Estas tres áreas están implicadas en la autoconciencia, el movimiento y el sentido de la posición en el espacio (propiocepción). Juntas, contribuyen al procesamiento de señales multisensoriales, que es importante para la percepción del propio cuerpo.

A continuación, los científicos llevaron a cabo un experimento de «disonancia» en el que los participantes con los ojos vendados realizaban movimientos con la mano delante del cuerpo. Detrás de ellos, un dispositivo robótico reproducía sus movimientos, tocándolos en la espalda en tiempo real. El resultado fue una especie de discrepancia espacial, pero debido al movimiento sincronizado del robot, el cerebro del participante fue capaz de adaptarse y corregirlo.

A continuación, los neurocientíficos introdujeron un retraso temporal entre el movimiento del participante y el toque del robot. Bajo estas condiciones asincrónicas, distorsionando la percepción temporal y espacial, los investigadores fueron capaces de recrear la ilusión fantasmal.

Una experiencia «insoportable»

Los participantes no eran conscientes del propósito del experimento. Después de unos tres minutos del contacto retardado, los investigadores les preguntaron qué sentían.

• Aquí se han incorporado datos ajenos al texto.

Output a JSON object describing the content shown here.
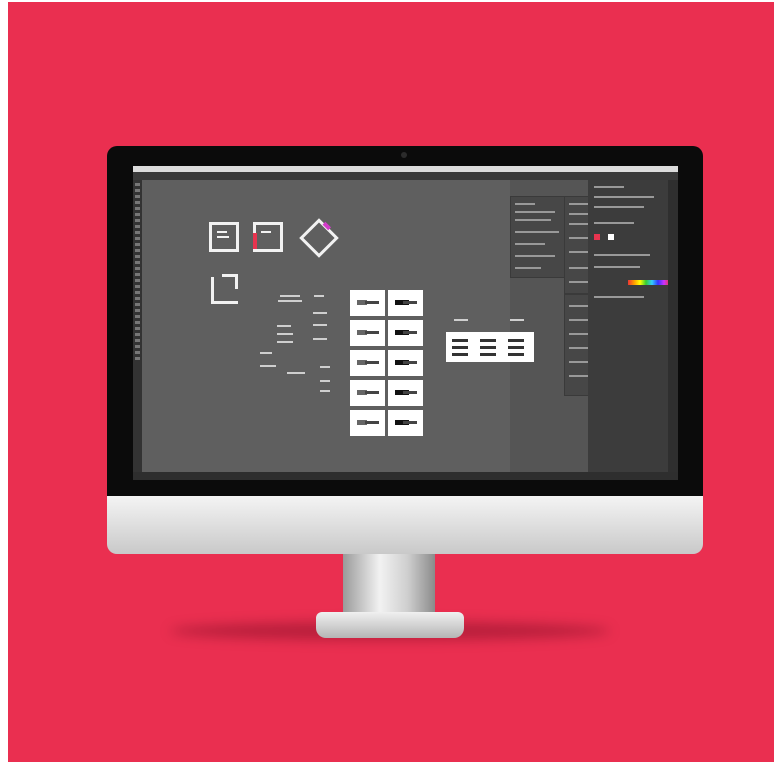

Instintivamente, varios sujetos informaron de una fuerte «sensación de presencia», incluso contando hasta cuatro «fantasmas» donde no existía ninguno. «Para algunos, la sensación fue incluso tan fuerte que pidieron detener el experimento», dijo Giulio Rognini, quien dirigió el estudio.

«Nuestro experimento indujo por primera vez la sensación de una presencia extranjera en el laboratorio. Demuestra que puede surgir en condiciones normales, simplemente a través de señales sensomotoras conflictivas», explicó Blanke. «El sistema robótico imita las sensaciones de algunos pacientes con trastornos mentales o de individuos sanos en circunstancias extremas. Esto confirma que es causado por una percepción alterada de sus propios cuerpos en el cerebro».

Una comprensión más profunda de la esquizofrenia

Además de explicar un fenómeno común a muchas culturas, el objetivo de esta investigación es comprender mejor algunos de los síntomas de los pacientes que sufren de esquizofrenia. Esos pacientes suelen sufrir alucinaciones o ilusiones asociadas a la presencia de una entidad alienígena, cuya voz pueden oír o cuyas acciones pueden sentir. Muchos científicos atribuyen estas percepciones a un mal funcionamiento de los circuitos cerebrales que integran la información sensorial en relación con los movimientos de nuestro cuerpo.

«Nuestro cerebro posee varias representaciones de nuestro cuerpo en el espacio», añadió Giulio Rognini. «En condiciones normales, es capaz de ensamblar una autopercepción unificada del yo a partir de estas representaciones. Pero cuando el sistema funciona mal debido a una enfermedad, o en este caso, un robot, esto puede crear a veces una segunda representación del propio cuerpo. Ya no se percibe como ‘yo’ sino como alguien más, una ‘presencia'».

Es poco probable que estos hallazgos hagan que alguien deje de creer en fantasmas. Sin embargo, para los científicos, es aún más evidente que sólo existen en nuestras mentes. Y tú, ¿qué opinas después de conocer este experimento?